What makes Wheaton Precious Metals so intriguing is that it's a streaming company. Instead of physically mining precious metals, Wheaton provides mining companies with the capital needed to build out a new mine or expand an existing asset. In return, it receives a percentage of the output from the mine at a cost that's well below spot. This allows Wheaton to sell what it receives at the spot price and pocket the difference as profit.
As of the end of March, it had in the neighborhood of 30 separate streaming deals, most of which target gold and silver. It does, however, have deals in place for palladium and cobalt, as well. In the first quarter, Wheaton paid its partners $6.24 per silver equivalent ounce (SEO) and $449 per gold equivalent ounce (GEO). But it netted $1,848 per GEO and $25.66 per SEO, leading to some of the highest margins in the mining industry.
As the icing on the cake, the catalysts for upside in gold and silver remain firmly in place. Dovish monetary policy from the Federal Reserve is a major catalyst for gold.

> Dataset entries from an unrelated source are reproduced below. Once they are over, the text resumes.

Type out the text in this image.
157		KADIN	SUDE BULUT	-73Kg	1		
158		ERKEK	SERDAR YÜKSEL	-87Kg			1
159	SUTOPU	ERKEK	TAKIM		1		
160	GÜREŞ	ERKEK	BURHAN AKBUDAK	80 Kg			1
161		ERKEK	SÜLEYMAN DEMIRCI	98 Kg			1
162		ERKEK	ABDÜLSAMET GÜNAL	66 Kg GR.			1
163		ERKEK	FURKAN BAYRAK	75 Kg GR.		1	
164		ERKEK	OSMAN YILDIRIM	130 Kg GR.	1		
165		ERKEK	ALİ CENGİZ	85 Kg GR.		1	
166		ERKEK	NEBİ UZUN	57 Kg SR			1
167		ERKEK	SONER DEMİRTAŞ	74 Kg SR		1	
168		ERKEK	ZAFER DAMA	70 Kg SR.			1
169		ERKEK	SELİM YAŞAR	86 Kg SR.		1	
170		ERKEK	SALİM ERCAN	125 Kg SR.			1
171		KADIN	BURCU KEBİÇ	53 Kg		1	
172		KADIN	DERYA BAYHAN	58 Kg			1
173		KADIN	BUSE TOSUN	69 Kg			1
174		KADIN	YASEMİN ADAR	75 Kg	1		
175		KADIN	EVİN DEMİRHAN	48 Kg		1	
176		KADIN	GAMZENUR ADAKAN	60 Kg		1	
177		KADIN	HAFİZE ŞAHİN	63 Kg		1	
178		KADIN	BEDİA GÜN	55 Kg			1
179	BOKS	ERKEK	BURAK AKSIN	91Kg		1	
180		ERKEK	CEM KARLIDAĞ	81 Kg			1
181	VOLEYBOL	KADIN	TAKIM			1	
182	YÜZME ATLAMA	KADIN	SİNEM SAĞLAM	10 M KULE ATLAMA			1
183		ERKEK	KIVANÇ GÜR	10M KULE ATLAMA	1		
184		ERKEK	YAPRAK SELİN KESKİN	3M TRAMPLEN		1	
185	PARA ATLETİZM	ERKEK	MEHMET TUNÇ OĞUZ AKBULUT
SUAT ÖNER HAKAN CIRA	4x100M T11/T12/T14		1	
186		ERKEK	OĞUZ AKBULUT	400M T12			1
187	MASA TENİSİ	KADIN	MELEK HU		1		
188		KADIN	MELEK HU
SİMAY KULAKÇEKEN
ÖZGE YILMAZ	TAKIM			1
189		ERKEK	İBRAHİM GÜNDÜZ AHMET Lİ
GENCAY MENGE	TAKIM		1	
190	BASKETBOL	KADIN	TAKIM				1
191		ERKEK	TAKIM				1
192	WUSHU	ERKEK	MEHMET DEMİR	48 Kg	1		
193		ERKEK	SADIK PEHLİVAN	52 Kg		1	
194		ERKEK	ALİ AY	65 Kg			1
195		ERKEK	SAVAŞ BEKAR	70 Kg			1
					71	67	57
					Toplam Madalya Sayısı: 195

Meanwhile, silver demand should pick up as the U.S. economy rebounds. This should lead to even higher cash operating margins for Wheaton Precious Metals.
Zoom Video Communications
A third company that should be able to run circles around Dogecoin is cloud-based Web conferencing company Zoom Video Communications (ZM 1.35%).
There's absolutely no denying that Zoom was one of the biggest beneficiaries of the coronavirus pandemic. With workplaces completely disrupted, businesses had little choice but to turn to Web conferencing to keep projects and communication on track. Not surprisingly, Zoom's sales skyrocketed by 326% in 2020 to $2.65 billion. This was about three times the full-year revenue Zoom expected to bring in last year, before the pandemic took shape.
But this aggregate growth isn't the most impressive statistic of all. That goes to the 470% increase in customers with at least 10 employees. It's great that Zoom is snagging bigger clients, but it's even more important that small-and-medium-sized businesses are finding value in the platform. Zoom's freemium model, which allows businesses to test-run its platform, appears to be hitting a chord with these smaller enterprises.
Though some folks might be worried about what'll happen to demand for Zoom's Web conferencing platform once the pandemic ends, I wouldn't be concerned. Zoom controls approximately 40% of U.S. Web conferencing share, and it's abundantly evident from the subscriber numbers that businesses are finding value with the service. Plus, not all workers will be coming back to traditional offices, which means Zoom will remain firmly entrenched in the workplace.